Chicagoans that have never seen other cities’ ghettos might assume that all poor neighborhoods are sparsely populated, rife with vacant lots, and starved of commerce. This condition – the de-institutionalized ghetto – is actually not symptomatic of all ghettos. Differences in density – of people, residences, banks, churches, grocery stores, social service centers, etc. – between rich and poor neighborhoods are far more dramatic in Chicago than in other cities. Using low rent as the primary inducement, poor neighborhoods can attract businesses and community organizations that provide basic services, put people to work, generate taxes, and build social capital. In some cities, poor neighborhoods have higher organizational density than nearby wealthy neighborhoods.
The origins of Chicago’s “Everything Desert” phenomenon can be traced to April 5, 1968, the day after Martin Luther King Jr. was assassinated. Riots started in the Austin neighborhood and expanded to consume most of Chicago’s West Side and pockets of the South Side. Large-scale looting and arsen (of both abandoned and occupied buildings) led Mayor Richard Daley to give police the authority “to shoot to kill any arsonist or anyone with a Molotov cocktail in his hand … and … to shoot to maim or cripple anyone looting any stores in our city.” In the aftermath of the two-day riot, 210 buildings were destroyed and more than a thousand people were left homeless.
44 years later, the effects of this destruction are still being felt in Chicago. To this day, much of what was burned down and/or looted remain empty lots. The riots accelerated the mass departure of Caucasian and Jewish communities. And by the end of the 60’s, scores of once-diverse South and West Side communities were more than 90% African American, spawning the hypersegregation that exists in Chicago today. In the years following the riots, commercial life in these neighborhoods was decimated. The lion’s share of factories and backbone industries moved away. In North Lawndale alone, International Harvester, Sears, Zenith, Sunbeam, and Western Electric all closed down in the 70’s and 80’s.
Here is a table provided in the Chicago Magazine article that shows just how striking the density disparity is between Chicago’s ghettos and ghettos in other cities. Notice the figures for banks and credits unions. Chicago’s ghettos barely have any.
What are the implications of organizational density? The most obvious benefit of high density is resource availability; having clinics, dentist offices, grocery stores, pharmacies, childcare centers, banks, and credit unions nearby are essential for day-to-day survival.
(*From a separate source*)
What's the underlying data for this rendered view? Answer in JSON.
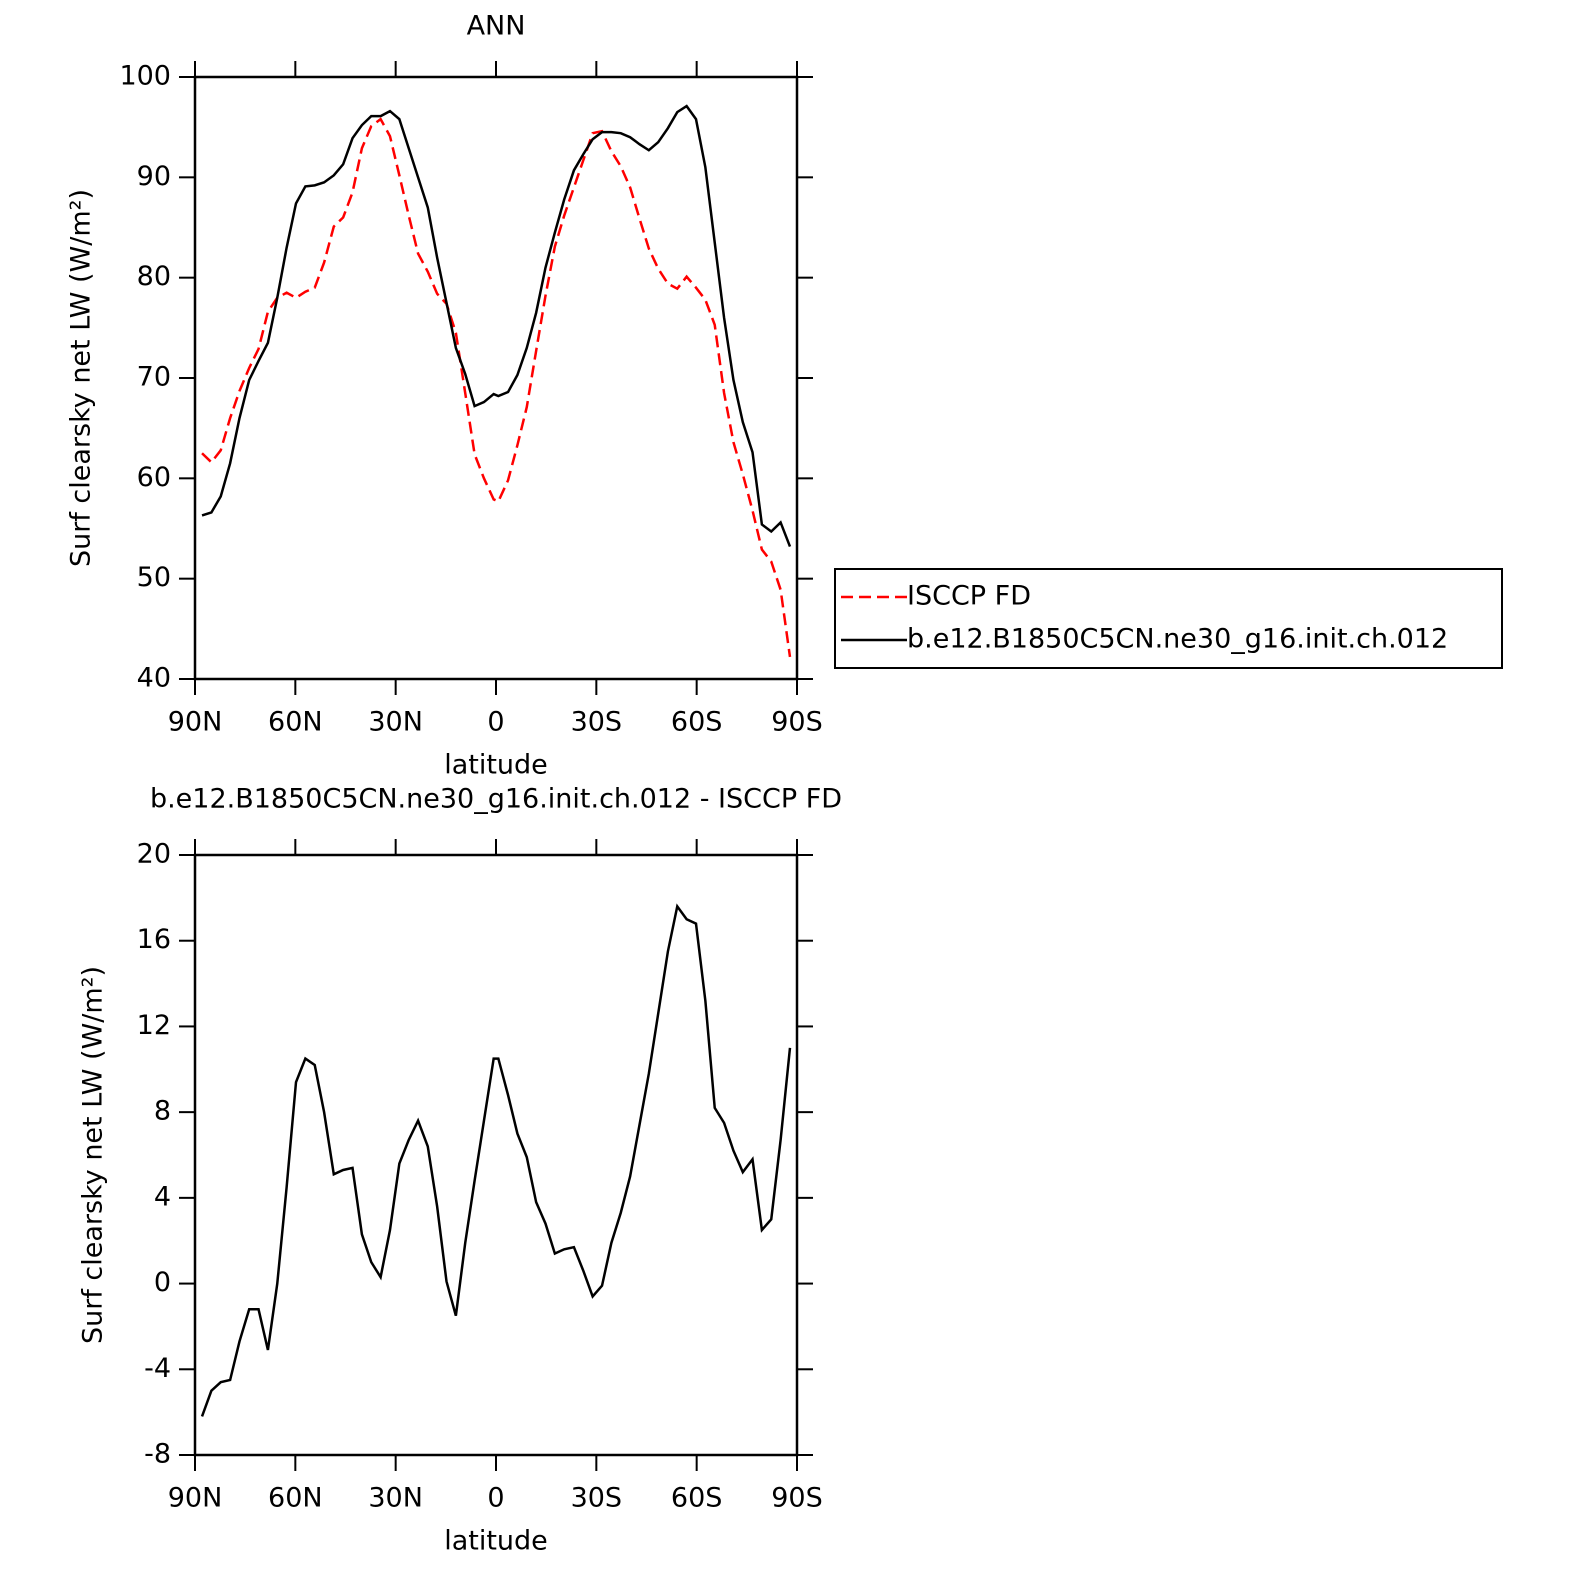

Furthermore, studies have shown that high density deters crime and vandalism for the simple reason that it provides more eyes on the street. Sidewalk activity makes illicit activity more difficult to conduct. It also fosters social interaction and community formation.
Other cities – LA, for example – have transformed neighborhoods once devastasted by race riots, using both public and private efforts to gentrify neighborhoods and in turn improve organizational density and diversity. But in Chicago, politicians failed to address the problem in the 70’s, when hypersegregation began to plant deep roots. Mayor Daley spurned scattered community development in favor of large public housing projects like Cabrini Green that merely moved large pockets of poverty into isolated community areas. Hypersegregation and poverty concentration actually worsened over Daley’s long tenure; and the problem became less of a priority among Chicago politicians as the city grew accustom to the status quo. Affluent regions have long been resistent to the integration of social services and low-income housing in their neighborhoods. At the same time, politicians in poor regions have little incentive to press for gentrification, for a couple reasons. First, their constituents have more pressing problems on their mind, i.e. poor-performing schools, drug activity, high unemployment, etc.. Second, hypersegregation provides a stable electoral base for politicians in poor, homogenous neighborhoods.
Chicago, more than any other city, is a case study in how segregation is inextricably linked with self-perpetuating poverty and the cause-and-conseuqence problem of organizational density. 44 years since the Chicago riots, these problems are so deep-rooted that many wonder if neighborhoods like Englewood and North Lawndale will ever return to their glory years in the late 19th century/early 20th Century.